Since I am linking with Kat and the Unravelers, I'll write about knitting and reading. Over the weekend, I unraveled my Christmas sock back to the ribbing. After completing the gusset and some of the foot, I noticed the broken rib pattern interrupted the patterning in the yarn. If I had looked at the pattern photo that came with the yarn, I'd have knit a plain stockinette sock. Ribbed socks fit me better so they have become my vanilla sock pattern. Haste just made more time to knit with the joyful yarn. Christmas Eve day, I started over. It wasn't quite a Christmas Eve cast on but what the heck. We had the tree lights on and I had a cup of tea and cookie beside me on the end table. It is all knitting, right?

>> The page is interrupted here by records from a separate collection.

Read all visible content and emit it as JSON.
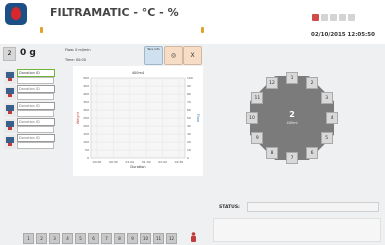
{
  "app": {
    "title": "FILTRAMATIC - °C - %",
    "datetime": "02/10/2015 12:05:50"
  },
  "weight": {
    "scale_label": "2",
    "value": "0 g",
    "flow_label": "Flow: 0 ml/min",
    "time_label": "Time: 00:00"
  },
  "toolbar": {
    "info_label": "Tare Info",
    "target_label": "◎",
    "close_label": "X"
  },
  "channels": [
    {
      "label": "Donation ID",
      "active": true
    },
    {
      "label": "Donation ID",
      "active": false
    },
    {
      "label": "Donation ID",
      "active": false
    },
    {
      "label": "Donation ID",
      "active": false
    },
    {
      "label": "Donation ID",
      "active": false
    }
  ],
  "chart_data": {
    "type": "line",
    "title": "400m4",
    "xlabel": "Duration",
    "ylabel_left": "Weight",
    "ylabel_right": "Flow",
    "x_ticks": [
      "00:00",
      "00:30",
      "01:00",
      "01:30",
      "02:00",
      "02:30"
    ],
    "y_left_ticks": [
      "500",
      "450",
      "400",
      "350",
      "300",
      "250",
      "200",
      "150",
      "100",
      "50",
      "0"
    ],
    "y_right_ticks": [
      "100",
      "90",
      "80",
      "70",
      "60",
      "50",
      "40",
      "30",
      "20",
      "10",
      "0"
    ],
    "series": []
  },
  "carousel": {
    "slots": [
      "1",
      "2",
      "3",
      "4",
      "5",
      "6",
      "7",
      "8",
      "9",
      "10",
      "11",
      "12"
    ],
    "center_value": "2",
    "center_label": "400ml"
  },
  "status": {
    "label": "STATUS:"
  },
  "pager": {
    "pages": [
      "1",
      "2",
      "3",
      "4",
      "5",
      "6",
      "7",
      "8",
      "9",
      "10",
      "11",
      "12"
    ]
  }
}
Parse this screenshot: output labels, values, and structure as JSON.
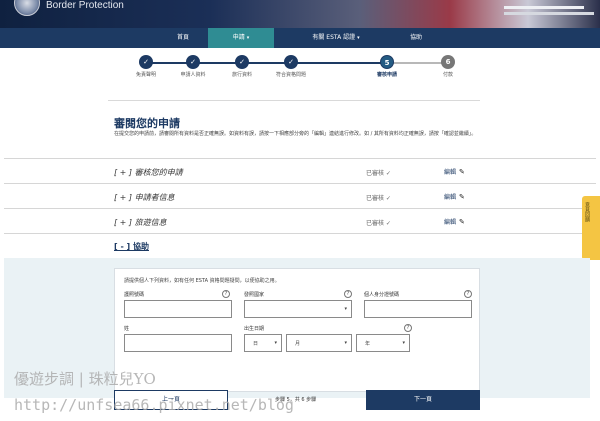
{
  "header": {
    "agency": "Border Protection"
  },
  "nav": {
    "items": [
      {
        "label": "首頁"
      },
      {
        "label": "申請",
        "caret": "▾"
      },
      {
        "label": "有關 ESTA 認證",
        "caret": "▾"
      },
      {
        "label": "協助"
      }
    ]
  },
  "progress": {
    "steps": [
      {
        "marker": "✓",
        "label": "免責聲明"
      },
      {
        "marker": "✓",
        "label": "申請人資料"
      },
      {
        "marker": "✓",
        "label": "旅行資料"
      },
      {
        "marker": "✓",
        "label": "符合資格問題"
      },
      {
        "marker": "5",
        "label": "審核申請"
      },
      {
        "marker": "6",
        "label": "付款"
      }
    ]
  },
  "main": {
    "title": "審閱您的申請",
    "intro": "在提交您的申請前，請審閱所有資料是否正確無誤。如資料有誤，請按一下相應部分旁的「編輯」連結進行修改。如 / 其所有資料均正確無誤，請按「確認並繼續」。"
  },
  "sections": [
    {
      "title": "[ + ] 審核您的申請",
      "status": "已審核 ✓",
      "edit": "編輯",
      "pencil": "✎"
    },
    {
      "title": "[ + ] 申請者信息",
      "status": "已審核 ✓",
      "edit": "編輯",
      "pencil": "✎"
    },
    {
      "title": "[ + ] 旅遊信息",
      "status": "已審核 ✓",
      "edit": "編輯",
      "pencil": "✎"
    }
  ],
  "help": {
    "label": "[ - ] 協助"
  },
  "side_tab": {
    "label": "意見回饋"
  },
  "form": {
    "hint": "請提供個人下列資料，如有任何 ESTA 資格問題疑問，以便協助之用。",
    "qmark": "?",
    "fields": {
      "passport_number": {
        "label": "護照號碼"
      },
      "issuing_country": {
        "label": "發照國家"
      },
      "personal_id": {
        "label": "個人身分證號碼"
      },
      "surname": {
        "label": "姓"
      },
      "dob": {
        "label": "出生日期",
        "day": "日",
        "month": "月",
        "year": "年"
      }
    },
    "dropdown_arrow": "▾"
  },
  "footer": {
    "prev": "上一頁",
    "step_count": "步驟 5，共 6 步驟",
    "next": "下一頁"
  },
  "watermark": {
    "line1": "優遊步調 | 珠粒兒YO",
    "line2": "http://unfsea66.pixnet.net/blog"
  },
  "colors": {
    "navy": "#1d3a63",
    "teal_active": "#2f8c93",
    "help_tab": "#f4c543"
  }
}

I am reading The Hello Girls, a nonfiction work about the young women who served as telephone operators for the American Expeditionary Forces in France during World War One. The information could have been better edited but the story coinciding with women's suffrage is fascinating. After the war, a few of the women spent years trying to receive the benefits accorded to men who served in the war. I am also enjoying a Christmas gift from a good friend, American Journal: Fifty Poems For Our Time, edited and introduced by Tracy K. Smith. Smith, the 22nd Poet Laureate of the U.S. is an elegant poet in her own right. This collection includes work of poets from all walks of American life. Smith writes in her introduction, "This is why I love poems: they require me to sit still, listen deeply, and imagine putting myself in someone else's unfamiliar shoes. The world I return to when the poem is over seems fuller and more comprehensible as a result." Smith was interviewed earlier this year by Krista Tippett on"On Being." The interview is worth a listen. Smith has much to teach us.
Stay warm and dry. Enjoy this week between Christmas and New Years Day.